Dalla lettura degli atti di gara emerge con chiarezza che la stipula della polizza assicurativa per la copertura dei rischi professionali costituisce un obbligo della fase di esecuzione, gravante sul solo aggiudicatario della concessione.
Si legge, infatti, nell’art. 19 del capitolato che “Il Concessionario è responsabile nei confronti del Comune e dei terzi dei danni di qualsiasi natura, materiali o immateriali, diretti ed indiretti, causati a persone o cose e connessi all’esecuzione del contratto, anche se derivanti dall’operato dei suoi dipendenti e collaboratori, nonché dall’operato di eventuali subcontratti…. Il Concessionario pertanto deve:
- stipulare apposita polizza assicurativa di Responsabilità Civile (RC) per danni a persone e/o a cose a tutela dei rischi derivanti dall’espletamento delle attività e dei servizi oggetto della presente concessione con massimale minimo pari a € 3.000.000,00 unico per sinistro.

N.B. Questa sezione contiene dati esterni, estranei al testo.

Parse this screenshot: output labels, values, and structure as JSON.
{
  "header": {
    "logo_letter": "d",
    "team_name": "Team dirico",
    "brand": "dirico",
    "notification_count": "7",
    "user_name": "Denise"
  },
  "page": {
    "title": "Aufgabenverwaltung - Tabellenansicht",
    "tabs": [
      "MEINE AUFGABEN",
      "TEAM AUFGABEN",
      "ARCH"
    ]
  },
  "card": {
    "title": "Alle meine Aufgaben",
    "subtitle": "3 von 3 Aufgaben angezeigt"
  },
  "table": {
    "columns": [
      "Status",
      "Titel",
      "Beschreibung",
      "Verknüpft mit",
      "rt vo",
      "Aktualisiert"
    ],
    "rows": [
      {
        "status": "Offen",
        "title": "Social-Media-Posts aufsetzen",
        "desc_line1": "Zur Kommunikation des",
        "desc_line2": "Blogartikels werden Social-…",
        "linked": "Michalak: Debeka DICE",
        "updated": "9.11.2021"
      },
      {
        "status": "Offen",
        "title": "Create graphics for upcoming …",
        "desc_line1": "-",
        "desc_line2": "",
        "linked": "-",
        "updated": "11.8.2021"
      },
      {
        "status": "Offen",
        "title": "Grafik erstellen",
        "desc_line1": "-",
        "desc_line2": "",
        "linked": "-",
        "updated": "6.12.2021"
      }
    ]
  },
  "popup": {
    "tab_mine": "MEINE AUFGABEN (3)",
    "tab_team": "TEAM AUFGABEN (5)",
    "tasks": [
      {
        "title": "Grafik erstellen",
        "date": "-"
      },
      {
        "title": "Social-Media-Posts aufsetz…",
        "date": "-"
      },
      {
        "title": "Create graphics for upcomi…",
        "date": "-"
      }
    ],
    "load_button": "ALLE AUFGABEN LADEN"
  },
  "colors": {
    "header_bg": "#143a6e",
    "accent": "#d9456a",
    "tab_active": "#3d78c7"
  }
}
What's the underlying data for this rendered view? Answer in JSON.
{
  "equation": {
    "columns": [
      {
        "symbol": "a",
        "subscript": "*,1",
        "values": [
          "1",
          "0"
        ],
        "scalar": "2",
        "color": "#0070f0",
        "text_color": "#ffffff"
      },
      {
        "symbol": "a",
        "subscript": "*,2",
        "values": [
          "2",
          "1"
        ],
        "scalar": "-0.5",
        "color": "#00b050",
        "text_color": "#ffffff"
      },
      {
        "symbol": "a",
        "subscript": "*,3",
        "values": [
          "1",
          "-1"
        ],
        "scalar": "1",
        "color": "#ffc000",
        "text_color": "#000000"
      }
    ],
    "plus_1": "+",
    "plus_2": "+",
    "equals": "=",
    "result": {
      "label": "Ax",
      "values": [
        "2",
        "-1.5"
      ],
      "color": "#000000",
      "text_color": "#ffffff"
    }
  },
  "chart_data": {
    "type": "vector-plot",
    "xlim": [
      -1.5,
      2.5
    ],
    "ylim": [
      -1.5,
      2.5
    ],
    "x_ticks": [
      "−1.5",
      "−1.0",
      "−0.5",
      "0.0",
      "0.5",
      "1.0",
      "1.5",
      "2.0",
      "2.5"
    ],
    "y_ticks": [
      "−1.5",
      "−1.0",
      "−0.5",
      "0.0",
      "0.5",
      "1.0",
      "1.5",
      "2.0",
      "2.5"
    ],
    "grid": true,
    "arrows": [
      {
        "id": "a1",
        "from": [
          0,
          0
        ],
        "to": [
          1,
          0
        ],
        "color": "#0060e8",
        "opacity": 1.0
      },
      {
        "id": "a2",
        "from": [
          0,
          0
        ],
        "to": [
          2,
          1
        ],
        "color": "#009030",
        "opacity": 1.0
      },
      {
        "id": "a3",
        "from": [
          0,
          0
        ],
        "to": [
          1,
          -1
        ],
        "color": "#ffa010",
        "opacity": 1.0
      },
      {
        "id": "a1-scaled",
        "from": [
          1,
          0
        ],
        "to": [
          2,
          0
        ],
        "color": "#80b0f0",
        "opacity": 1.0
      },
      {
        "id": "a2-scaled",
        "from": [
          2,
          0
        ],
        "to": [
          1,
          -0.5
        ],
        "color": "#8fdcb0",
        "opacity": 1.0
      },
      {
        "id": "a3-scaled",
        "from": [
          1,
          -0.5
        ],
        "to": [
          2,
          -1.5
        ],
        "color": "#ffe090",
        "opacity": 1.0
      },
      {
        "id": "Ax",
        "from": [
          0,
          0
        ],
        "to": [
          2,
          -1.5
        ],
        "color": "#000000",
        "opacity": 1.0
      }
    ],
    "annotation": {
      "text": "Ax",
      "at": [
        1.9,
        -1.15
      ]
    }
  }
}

- stipulare apposita polizza assicurativa per rischio furto su beni mobili e immobili di proprietà del Comune con minimo massimale assicurato a primo rischio assoluto o relativo € 30.000,00 e garanzia guasti da ladri con minimo massimale a primo rischio assoluto pari a € 10.000,00.
- stipulare apposita polizza assicurativa rischio incendio (non rischio locativo) con i seguenti valori…”.
La stessa norma precisa che “La stipula delle predette polizze viene richiesta esclusivamente per una maggiore tutela del Comune e degli utenti dell'impianto. Pertanto l’eventuale inoperatività totale o parziale delle coperture non esonererà in alcun modo il Concessionario dalle responsabilità di qualsiasi genere eventualmente ad esso imputabili ai sensi di legge, lasciando in capo allo stesso la piena soddisfazione delle pretese dei danneggiati” e che “Copia integrale di tutti i contratti assicurativi di cui al presente articolo (condizioni generali ed eventuali integrative o aggiuntive) dovrà essere consegnata al Comune prima della stipula del contratto al fine di acquisire il preventivo assenso” (cfr. doc. 3 del Comune).
Diversamente, la copertura assicurativa di cui sopra non viene citata né all’art. 6 “requisiti di partecipazione”, né all’art. 11.1 “documentazione amministrativa” del disciplinare di gara (cfr. doc. 2 del Comune).
Dalla piana lettura delle disposizioni appena citate emerge, pertanto, che la compilazione del DGUE, nella parte relativa alla copertura assicurativa dei rischi professionali, nel caso di specie, era irrilevante ai fini della partecipazione alla gara, né atteneva alla formulazione dell’offerta tecnica dei concorrenti, ben potendo, di conseguenza, essere oggetto di integrazioni e chiarimenti, su invito della stazione appaltante.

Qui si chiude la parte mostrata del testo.